Wednesday, July 28, 2004

Unverhoft komft oft? - Sebuah babak baru pencerahan

Sungguh mati aku tidak akan pernah membayangkan bisa berkenalan dengan cowok bule yang ganteng - kadang mirip Leonardo de Caprio, kadang mirip Tom Cruise - dan fasih berbahasa Indonesia pula!

Masih sangat lekat dalam benakku, waktu itu telpon kamarku berbunyi dan sebuah suara bule dengan menggunakan bahasa Indonesia menyapaku: "Tata? Apakah benar ini Tata, mahasiswa SOAS dari Indonesia? Saya hampir tidak percaya ketika Adriana memberitahu ada seorang mahasiswi Indonesia yang tinggal di hall yang sama dengan saya. Saya Christian. Saya baru saja kembali dari Belanda. Kita harus bertemu."

Maka kamipun bertemu, dan masih lekat pula dalam ingatanku, waktu itu aku dengan naifnya bertanya: "Christian, kamu tidak seperti orang Indonesia." Dengan senyumnya yang mungkin akan membuat gadis-gadis muda - aku tidak termasuk karena aku sudah termasuk STNK dan memang sampai waktu itu tidak pernah tertarik bule - bertekuk lutut, dan matanya yang jenaka menggoda ia menyahut:"Memang saya bukan orang Indonesia, saya orang Jerman!" Diikuti dengan tawanya yang sedikit aneh, yang belakangan dia sebut sebagai 'my nasty laugh'.

Ah, ah, orang Jerman satu ini memang luar biasa. Ia bukan saja pintar bahasa Indonesia, tapi juga mendalami satu adat istiadat dan budaya satu suku di Indonesia, menghayati budaya perang suku tersebut hingga ia diangkat anak oleh seorang panglima perang dalam suku itu. Kamarnya penuh dengan segala sesuatu yang berbau Indonesia dan berbau suku tersebut. Untuk sebagian orang, kamar itu terkesan mistis, gelap, kelabu, dan berbau tidak menyenangkan, bau rokok kretek! Memang, dia hanya bisa menghisap rokok Jisamsu, Gudang Garam dan Sampurna. Kalau dia sudah mulai menghisap rokok Marlboro, berarti pikirannya sedang kacau dan tidak beres, atau dia sedang bokek, karena biasanya ia mendapatkan rokok jenis itu dari tetangga flatnya, seorang gadis Rusia yang hampir tidak pernah bicara, kecuali mengangkat alis dan merokok di dapur...

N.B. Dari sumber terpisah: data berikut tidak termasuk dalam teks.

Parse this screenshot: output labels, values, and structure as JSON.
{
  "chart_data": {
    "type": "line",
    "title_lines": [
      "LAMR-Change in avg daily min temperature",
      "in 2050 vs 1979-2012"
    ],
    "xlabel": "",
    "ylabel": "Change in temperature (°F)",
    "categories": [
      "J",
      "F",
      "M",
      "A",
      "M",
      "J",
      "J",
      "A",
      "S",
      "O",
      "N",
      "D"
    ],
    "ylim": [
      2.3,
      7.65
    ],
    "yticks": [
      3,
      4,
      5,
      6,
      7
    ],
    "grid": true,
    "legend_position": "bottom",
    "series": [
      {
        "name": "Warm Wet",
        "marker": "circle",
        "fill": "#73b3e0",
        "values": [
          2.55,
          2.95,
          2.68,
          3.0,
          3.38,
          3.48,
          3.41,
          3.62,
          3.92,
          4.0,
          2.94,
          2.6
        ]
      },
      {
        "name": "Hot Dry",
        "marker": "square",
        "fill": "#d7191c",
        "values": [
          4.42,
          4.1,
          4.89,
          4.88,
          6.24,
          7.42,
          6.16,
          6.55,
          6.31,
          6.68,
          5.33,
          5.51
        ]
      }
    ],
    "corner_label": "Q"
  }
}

Barangkali itulah yang disebut Unverhoft komft oft, sesuatu berkah yang tidak akan kita duga akan terjadi pada kita. Demikian pula hadirnya Christian dalam hidupku, sebuah unherfoft komf oft. Bukan saja reaksi kimia diantara kami bekerja seperti layaknya sesama orang Indonesia, tapi juga ia adalah seseorang yang tidak henti-hentinya mencoba memberi semangat dan memberi pencerahan dalam berbagai segi. Sastra, budaya, agama, makanan, minuman keras, lukisan, semua tidak lepas dari sisi pencerahan itu. Bersamanya hidup sehari-hari adalah suatu tantangan yang harus selalu dipertanyakan. Bersamanya berarti siap untuk berkelana dari satu cafe ke cafe lain, untuk duduk bersama merenungkan dan mendiskusikan arti hidup ini dan pencerahan bagi hidup ini. Bersamanya adalah ada waktu-waktu dimana aku dan dia merasa hidup kami wasted, penuh dengan gejolak peristiwa cinta dan hubungan-hubungan aneh yang tak bakal dipahami kaum awam biasa. Ah, ah, mungkin karena kami adalah dua orang aneh yang terdampar dalam jagad buana asing yang membuat kami hidup dalam dunia kami sendiri...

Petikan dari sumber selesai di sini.